Tuesday, December 17, 2013

Winter Thoughts

At first glance, you wouldn't think a man like the Winter Soldier would have anything to celebrate during Christmas. And when that man is Bucky Barnes, who fought in World War II, he feels especially out of place, since in many ways this isn't the America he remembers, nor does Christmas feel as it once did. "Winter Kills," part of the "Casualties of War" series of stories published throughout Marvel's "Civil War" saga, explores Bucky's memories of Christmas past as he wanders present-day New York, lost in thought--mostly to allude to the sorry state of affairs that the Civil War has brought to not only Marvel's heroes, but also to the ordinary men and women who are forced to witness it and who are often caught in the crossfire.

Thankfully, "Winter Kills" only briefly spends time fulfilling its purpose of nudging the reader toward the main "Civil War" series; and if you can put aside that harsh judgment of the story as a sales tool, it's really a fine piece of writing by Ed Brubaker, who turned in such beautiful work on the Captain America book. In a way, I see Brubaker and Frank Miller as two sides of the same coin, in terms of bringing an edge to their stories and characters, with Miller perhaps taking more of a blunt instrument approach as opposed to Brubaker's more careful pacing. The character of the Winter Soldier is ripe for either writer--a trained, extremely deadly assassin off his programming, yet cast adrift in a world almost sixty years distant from what he knew. Just as "homesick" as Steve Rogers was, and haunted by memories that can never be returned to.

And so Bucky can't help but think back to the Christmas of 1944, just six months before the war ended, and remember comrades like Toro, and Namor, and of course Steve, and how Christmas seemed to have much more meaning then:

It's a scene you can either associate with the Civil War, or with the America you and I are now a part of, of course. I'd like to think Brubaker intended a little of both.

The story has its action quotient, with Nick Fury intruding on Bucky's thoughts in order to divert him to a warehouse used by Hydra and attempt to stop the Young Avengers from destroying it and thus robbing Fury of its use to him as a source of intelligence. But when a Hydra agent discovers them and they're "made," Fury has no choice but to have Bucky join the teens in their original mission:

Afterward, the kids naturally have questions about who their ally is, but Bucky instead cordially departs. And his next stop is a scene that's rewarding on many levels, as he pays his respects to:

The scene took me by complete surprise, which is probably why it worked so well for me.

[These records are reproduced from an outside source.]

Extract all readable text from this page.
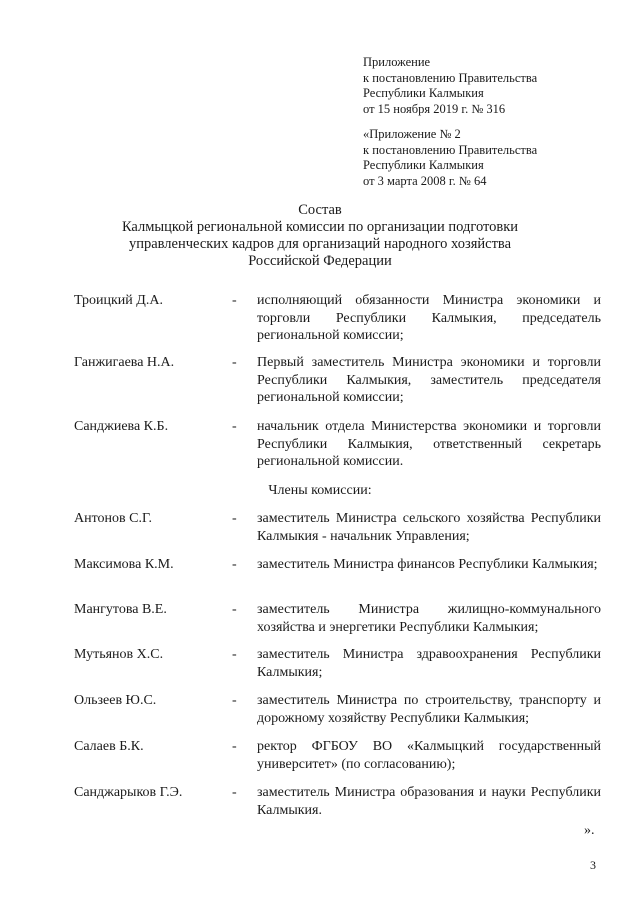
Приложение
к постановлению Правительства
Республики Калмыкия
от 15 ноября 2019 г. № 316
«Приложение № 2
к постановлению Правительства
Республики Калмыкия
от 3 марта 2008 г. № 64
Состав
Калмыцкой региональной комиссии по организации подготовки
управленческих кадров для организаций народного хозяйства
Российской Федерации
Троицкий Д.А.	- исполняющий обязанности Министра экономики и торговли Республики Калмыкия, председатель региональной комиссии;
Ганжигаева Н.А.	- Первый заместитель Министра экономики и торговли Республики Калмыкия, заместитель председателя региональной комиссии;
Санджиева К.Б.	- начальник отдела Министерства экономики и торговли Республики Калмыкия, ответственный секретарь региональной комиссии.
Члены комиссии:
Антонов С.Г.	- заместитель Министра сельского хозяйства Республики Калмыкия - начальник Управления;
Максимова К.М.	- заместитель Министра финансов Республики Калмыкия;
Мангутова В.Е.	- заместитель Министра жилищно-коммунального хозяйства и энергетики Республики Калмыкия;
Мутьянов Х.С.	- заместитель Министра здравоохранения Республики Калмыкия;
Ользеев Ю.С.	- заместитель Министра по строительству, транспорту и дорожному хозяйству Республики Калмыкия;
Салаев Б.К.	- ректор ФГБОУ ВО «Калмыцкий государственный университет» (по согласованию);
Санджарыков Г.Э.	- заместитель Министра образования и науки Республики Калмыкия.
».
3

Jack's career as Bucky was relatively brief, and his initial return was marred by madness; yet, here, we only see his predecessor's quiet empathy for him--less than tribute, but much more than words from a stranger.

Bucky's visit is then interrupted by the Young Avengers, who now realize who was fighting beside them. And as one group of kids to someone who would once have been their peer, their gesture (and, yes, tribute) to him caps the scene nicely:

Once the Avengers depart, the story closes with a reunion between two wartime allies who are both mostly untouched by time, with only one of them having lived through the many years that have passed. It seems fitting to let it close this post without further comment, with the observation that, despite Namor's disdain for the "surface holiday" of Christmas, he brings to this Winter Soldier priceless gifts of memories and friendship.


Anonymous said...

Thanks for showing this here, C.F. It really is a great scene. I hadn't seen it before. Wonderful art, too.
I groaned when they brought Bucky back, but it looks like they've done some interesting things with the guy. And I really like the way they handled Subby here. They really hit all the bases of why he's such a cool and complex character. His reserve, arrogance, sarcasm, and underneath, a basic decency and even compassion. And even sentimentality, which surprised me a bit. (Also, I'm glad he's wearing pants now).
It's a rare comic that can be moving as this one is. M.P.

Comicsfan said...

The only development with Bucky I wasn't fond of was when they made him the new Cap. He was a lot more interesting to me as an operative (as he's handled here), rather than taking on the role of being a national symbol. It's almost the same point I was making regarding Eric Masterson: it's a lot more than putting on that person's costume and fighting their battles.

Anonymous said...

Beautiful - who drew this?
- Mirko

Comicsfan said...

Mirko, the art was by Lee Weeks and Stefano Gaudiano with Rick Hoberg (though in some panels, you'd almost swear you could see a bit of Romita Jr.).